Pre-trained LLM The LLM is the creative core of FunSearch, tasked with enhancing the logic function and creating the solve program. The authors use Codey as their LLM, built upon the PaLM model. They note that other LLMs can also be employed.
Evaluation Generated programs undergo evaluation and scoring based on different dimensions such as speed and space complexity. Scores across dimensions are combined into an overall score using the mean. Programs that failed to execute or were incorrect are discarded, while the remaining programs are sent to the program database.
Programs database The programs database maintains a population of correct programs, encouraging the creativity of the LLM by keeping track of diverse solve algorithms. Multiple islands (populations) ensure diversity. Programs using shorter code are favored, and the worst half of solve algorithms in an island are periodically replaced by a new population, cloned from another island.
Prompt To generate new solve programs, the LLM is fed with $k$ programs from the program database.

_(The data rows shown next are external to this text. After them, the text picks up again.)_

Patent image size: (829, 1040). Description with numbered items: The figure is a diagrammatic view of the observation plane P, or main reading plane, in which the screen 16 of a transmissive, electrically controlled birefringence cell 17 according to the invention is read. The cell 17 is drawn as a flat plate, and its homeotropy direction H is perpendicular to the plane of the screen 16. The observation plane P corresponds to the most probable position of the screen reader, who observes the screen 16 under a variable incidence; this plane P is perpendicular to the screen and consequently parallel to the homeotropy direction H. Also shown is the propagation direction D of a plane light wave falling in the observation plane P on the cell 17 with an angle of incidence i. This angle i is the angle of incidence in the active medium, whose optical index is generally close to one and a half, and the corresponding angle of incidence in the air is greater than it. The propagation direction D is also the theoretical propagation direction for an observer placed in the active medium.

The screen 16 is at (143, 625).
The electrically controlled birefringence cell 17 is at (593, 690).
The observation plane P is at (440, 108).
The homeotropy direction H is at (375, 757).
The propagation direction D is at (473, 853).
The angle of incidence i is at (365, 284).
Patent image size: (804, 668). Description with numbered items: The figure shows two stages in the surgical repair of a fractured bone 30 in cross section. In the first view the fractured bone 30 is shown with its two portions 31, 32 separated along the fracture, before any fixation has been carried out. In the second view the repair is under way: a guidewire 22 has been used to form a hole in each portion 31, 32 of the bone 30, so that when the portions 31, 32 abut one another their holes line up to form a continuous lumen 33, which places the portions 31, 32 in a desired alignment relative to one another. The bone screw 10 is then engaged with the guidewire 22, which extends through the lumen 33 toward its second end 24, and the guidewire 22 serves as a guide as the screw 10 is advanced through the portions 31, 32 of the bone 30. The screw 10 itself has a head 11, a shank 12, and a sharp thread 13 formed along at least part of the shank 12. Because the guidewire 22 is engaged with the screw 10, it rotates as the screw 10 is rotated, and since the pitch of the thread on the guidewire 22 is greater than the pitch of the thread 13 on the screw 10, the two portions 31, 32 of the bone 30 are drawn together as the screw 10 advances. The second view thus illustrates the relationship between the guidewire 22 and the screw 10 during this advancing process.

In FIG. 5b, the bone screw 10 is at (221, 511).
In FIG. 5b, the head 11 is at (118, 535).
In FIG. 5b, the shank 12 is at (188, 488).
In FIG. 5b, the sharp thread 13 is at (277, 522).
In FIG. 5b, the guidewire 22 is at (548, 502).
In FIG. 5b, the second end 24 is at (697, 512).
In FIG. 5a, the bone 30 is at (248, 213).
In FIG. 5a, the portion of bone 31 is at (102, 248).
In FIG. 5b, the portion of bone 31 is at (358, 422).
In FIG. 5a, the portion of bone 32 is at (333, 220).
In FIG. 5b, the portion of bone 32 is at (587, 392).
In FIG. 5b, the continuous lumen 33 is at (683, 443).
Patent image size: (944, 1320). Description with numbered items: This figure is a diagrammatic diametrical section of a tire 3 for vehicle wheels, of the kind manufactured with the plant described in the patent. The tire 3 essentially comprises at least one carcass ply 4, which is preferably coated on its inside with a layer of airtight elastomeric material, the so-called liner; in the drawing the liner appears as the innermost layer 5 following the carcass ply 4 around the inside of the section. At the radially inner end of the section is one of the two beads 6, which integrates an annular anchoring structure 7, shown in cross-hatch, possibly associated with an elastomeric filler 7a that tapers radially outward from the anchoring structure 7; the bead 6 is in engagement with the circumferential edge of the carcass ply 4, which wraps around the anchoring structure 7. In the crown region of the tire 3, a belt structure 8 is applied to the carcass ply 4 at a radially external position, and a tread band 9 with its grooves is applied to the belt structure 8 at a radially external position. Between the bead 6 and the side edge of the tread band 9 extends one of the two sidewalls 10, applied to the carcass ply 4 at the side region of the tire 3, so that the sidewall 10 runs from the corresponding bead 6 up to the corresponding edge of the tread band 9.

Sampled programs are sorted by score and assigned version numbers before being combined into a single prompt. This is done so that the LLM knows which solve programs are better.
3. Results
3.1 Extremal combinatorics
Extremal combinatorics study the maximal (or minimal) possible sizes of sets satisfying certain properties.
Cap sets Refers to the task of finding the largest possible set of vectors in $\mathbb{Z}_3^{n}$ such that no three vectors sum to zero.
In dimension n = 8, FunSearch found a larger cap set than what was previously known.
3.2 Bin packing
The goal of bin packing is to pack a set of items of various sizes into the smallest number of fixed-sized bins.
Several online algorithms for bin packing have strong worst-case performance but often fall short in practice. FunSearch identified a heuristic superior to commonly used algorithms.
FunSearch discovers a better heuristic than commonly used algorithms.
4. Conclusion
FunSearch is effective in discovering new knowledge for hard problems. The LLM provides suggestion that marginally improve the existing results, and over time find a good solve program.
Because FunSearch favors shorter programs, one can think of it as attempting to optimize Kolmogorov complexity.